In the analysis of the accessory gene presence or absence data, treeWAS identified 12 genes associated with carriage or invasiveness (Fig 4, Table 1). Three genes were found to be associated with invasive disease, and the role of each was confirmed by the literature. NadA (Neisserial adhesin A) has well-characterised roles in virulence, enabling adhesion, colonisation, and invasion of mucosal cells [64, 65]. MafA2, another adhesin, plays a similar role in pathogenic Neisseria [66, 67]. Epidemiological evidence and rat models have also linked the haemoglobin receptor protein, hmbR, to invasive disease in N. meningitidis [68, 69]. Moreover, as this gene is highly conserved, hmbR may be a good target for vaccine development [70].

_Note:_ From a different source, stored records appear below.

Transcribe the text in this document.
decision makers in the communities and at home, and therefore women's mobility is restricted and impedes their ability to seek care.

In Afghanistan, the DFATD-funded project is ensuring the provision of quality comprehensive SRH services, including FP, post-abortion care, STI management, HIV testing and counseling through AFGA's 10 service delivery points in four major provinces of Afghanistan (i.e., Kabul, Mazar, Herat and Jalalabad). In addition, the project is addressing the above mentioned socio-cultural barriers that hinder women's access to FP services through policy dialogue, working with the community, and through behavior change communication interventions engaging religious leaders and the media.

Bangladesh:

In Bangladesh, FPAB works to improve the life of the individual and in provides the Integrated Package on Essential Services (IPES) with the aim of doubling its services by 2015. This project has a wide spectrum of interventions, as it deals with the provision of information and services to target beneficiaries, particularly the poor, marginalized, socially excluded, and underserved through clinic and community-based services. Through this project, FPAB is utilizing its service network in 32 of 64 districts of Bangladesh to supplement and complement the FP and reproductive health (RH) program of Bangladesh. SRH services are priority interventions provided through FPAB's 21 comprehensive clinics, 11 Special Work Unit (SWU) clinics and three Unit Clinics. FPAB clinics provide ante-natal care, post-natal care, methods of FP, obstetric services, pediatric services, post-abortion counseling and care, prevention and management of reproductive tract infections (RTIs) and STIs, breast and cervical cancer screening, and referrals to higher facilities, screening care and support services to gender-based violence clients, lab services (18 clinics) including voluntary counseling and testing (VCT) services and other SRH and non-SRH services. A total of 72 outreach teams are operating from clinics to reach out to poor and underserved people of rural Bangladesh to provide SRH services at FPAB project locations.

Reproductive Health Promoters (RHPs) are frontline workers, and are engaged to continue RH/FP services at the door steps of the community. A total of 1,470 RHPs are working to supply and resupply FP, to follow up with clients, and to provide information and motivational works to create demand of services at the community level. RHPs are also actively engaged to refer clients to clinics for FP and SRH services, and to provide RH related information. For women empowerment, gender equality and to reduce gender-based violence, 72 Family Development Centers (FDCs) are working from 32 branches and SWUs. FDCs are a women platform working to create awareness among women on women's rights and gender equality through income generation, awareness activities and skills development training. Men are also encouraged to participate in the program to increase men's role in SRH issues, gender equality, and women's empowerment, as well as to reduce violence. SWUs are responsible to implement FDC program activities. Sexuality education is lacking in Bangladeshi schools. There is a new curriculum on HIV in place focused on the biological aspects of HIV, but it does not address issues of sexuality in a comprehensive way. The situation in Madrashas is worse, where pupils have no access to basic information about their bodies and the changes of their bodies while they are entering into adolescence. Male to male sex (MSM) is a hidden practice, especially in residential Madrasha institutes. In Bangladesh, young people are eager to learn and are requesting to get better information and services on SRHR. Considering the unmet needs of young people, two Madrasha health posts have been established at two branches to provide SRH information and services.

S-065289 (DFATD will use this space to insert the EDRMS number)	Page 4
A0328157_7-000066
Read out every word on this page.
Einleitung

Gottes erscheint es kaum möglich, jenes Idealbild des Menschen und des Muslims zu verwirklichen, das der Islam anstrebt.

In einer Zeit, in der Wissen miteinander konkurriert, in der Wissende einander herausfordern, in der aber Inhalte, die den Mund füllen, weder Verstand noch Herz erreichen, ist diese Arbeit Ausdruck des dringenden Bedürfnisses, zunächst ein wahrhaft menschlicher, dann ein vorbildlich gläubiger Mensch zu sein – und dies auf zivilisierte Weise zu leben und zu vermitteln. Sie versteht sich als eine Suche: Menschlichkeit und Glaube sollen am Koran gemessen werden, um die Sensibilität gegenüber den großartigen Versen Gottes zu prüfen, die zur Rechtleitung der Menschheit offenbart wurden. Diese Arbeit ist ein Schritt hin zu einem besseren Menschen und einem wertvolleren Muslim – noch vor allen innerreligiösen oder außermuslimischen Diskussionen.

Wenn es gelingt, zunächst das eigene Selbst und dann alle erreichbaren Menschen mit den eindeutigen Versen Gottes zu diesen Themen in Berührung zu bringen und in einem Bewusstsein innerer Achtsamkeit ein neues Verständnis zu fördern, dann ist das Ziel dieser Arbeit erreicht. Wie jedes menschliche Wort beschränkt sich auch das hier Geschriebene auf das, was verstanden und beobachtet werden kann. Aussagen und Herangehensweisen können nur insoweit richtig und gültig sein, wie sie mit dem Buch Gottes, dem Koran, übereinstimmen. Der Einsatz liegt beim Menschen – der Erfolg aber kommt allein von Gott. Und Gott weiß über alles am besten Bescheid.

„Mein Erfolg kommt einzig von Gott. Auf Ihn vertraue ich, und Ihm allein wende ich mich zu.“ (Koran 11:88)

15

Fig 4. Invasive disease in the N. meningitidis accessory genome.

treeWAS identified 12 genes associated with invasive disease. A: At left, the clonal genealogy reconstructed with ClonalFrameML, and terminal phenotype (blue = carrier, red = invasive). At right, an alignment of the 12 significant genes (blue = gene absence, red = gene presence). B-D: Null distributions of simulated association scores for (B) Score 1, (C) Score 2, (D) Score 3, a significance threshold (red), above which real associated genes are indicated. E-G: Manhattan plots for (E) Score 1, (F) Score 2, (G) Score 3 showing association score values for all genes, a significance threshold (red), above which points indicate significant associations.

Table 1. Genes associated with invasive disease in N. meningitidis.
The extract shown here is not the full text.